Maka dalam hal ini sumpah pocong sebagai sumpah pemutus bisa saja dilakukan dan atau dapat dilakukan karena dalam sistem pembuktian Acara perdata kita mengakui suatu keyakinan Hakim sebagai unsur penentuan untuk menentukan kebenaran dalam pembuktian suatu perkara dalam pengadilan. Bisa kita sumpulkan bahwa sumpah pocong pada dasarnya bukanlah sebuah praktik yang dapat ditempuh oleh Hakim pada kasus acara perdata tetapi jika hakim tidak menenmukan suatu hukum yang tertulis atau Undang-Undang hakim bolehkan suatu sumpah pocong untuk menjadi alat bukti menurut, pasal 158 ayat (1) HIR, yang membolehkan pelaksanaan sumpah dimasjid, gereja dan klenteng.

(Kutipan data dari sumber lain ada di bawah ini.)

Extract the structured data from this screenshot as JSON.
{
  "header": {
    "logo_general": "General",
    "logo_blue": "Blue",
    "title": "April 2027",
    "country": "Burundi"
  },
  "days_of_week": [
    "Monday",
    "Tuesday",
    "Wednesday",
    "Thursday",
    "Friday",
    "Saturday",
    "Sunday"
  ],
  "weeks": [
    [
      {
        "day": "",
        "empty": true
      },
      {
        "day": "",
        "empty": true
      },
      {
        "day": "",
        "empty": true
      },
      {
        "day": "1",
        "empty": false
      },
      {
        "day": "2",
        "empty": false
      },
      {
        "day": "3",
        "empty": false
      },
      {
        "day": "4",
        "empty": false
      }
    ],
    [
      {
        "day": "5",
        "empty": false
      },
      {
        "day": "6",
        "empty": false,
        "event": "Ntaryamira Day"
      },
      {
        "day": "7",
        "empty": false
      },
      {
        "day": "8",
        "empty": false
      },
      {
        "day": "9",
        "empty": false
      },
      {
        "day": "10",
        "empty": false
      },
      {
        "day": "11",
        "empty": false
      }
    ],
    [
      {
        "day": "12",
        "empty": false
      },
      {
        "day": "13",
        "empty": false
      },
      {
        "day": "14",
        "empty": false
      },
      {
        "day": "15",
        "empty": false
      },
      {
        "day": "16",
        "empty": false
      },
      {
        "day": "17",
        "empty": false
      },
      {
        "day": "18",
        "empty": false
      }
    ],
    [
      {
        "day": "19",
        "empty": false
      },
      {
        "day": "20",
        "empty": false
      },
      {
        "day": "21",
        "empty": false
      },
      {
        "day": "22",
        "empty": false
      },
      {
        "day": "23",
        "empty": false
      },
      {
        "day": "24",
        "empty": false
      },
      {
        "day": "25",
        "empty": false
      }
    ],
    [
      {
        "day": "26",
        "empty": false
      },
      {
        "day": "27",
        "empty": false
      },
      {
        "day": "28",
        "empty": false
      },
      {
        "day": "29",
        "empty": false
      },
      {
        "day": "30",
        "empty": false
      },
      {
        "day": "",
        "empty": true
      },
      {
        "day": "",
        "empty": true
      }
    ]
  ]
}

Selain itu, jika hakim tidak dapat menemukan hukum tertulis, maka ia wajib menggali, mengikuti dan memahami nilai-nilai hukum yang hidup dalam masyarakat (Pasal 28 ayat (1) UU No 4 Tahun 2004). Dan kedua hakim diperbolehkan untuk menggunakan Hukum yang ada dalam masyarakat yaitu hukum adat, terdapat juga aturan di dalam pasal 28 ayat (1) UU No 4 Tahun 2004 yang memperbolehkan dan melegalkan hakim untuk mencari alternatif penyelesaian sengketa berdasarkan hukum yang ada di masyarakat (hukum adat) agar tercapainya suatu keadilan dalam masyaakat. Menurut beberapa literatur sumpah pocong dalam hukum adat “adatrecht” memiliki akibat hukum yang wajib dan seharusnya dipatuhi guna menghindari sanksi adat atau tindakan pengucilan pada seseorang tersebut.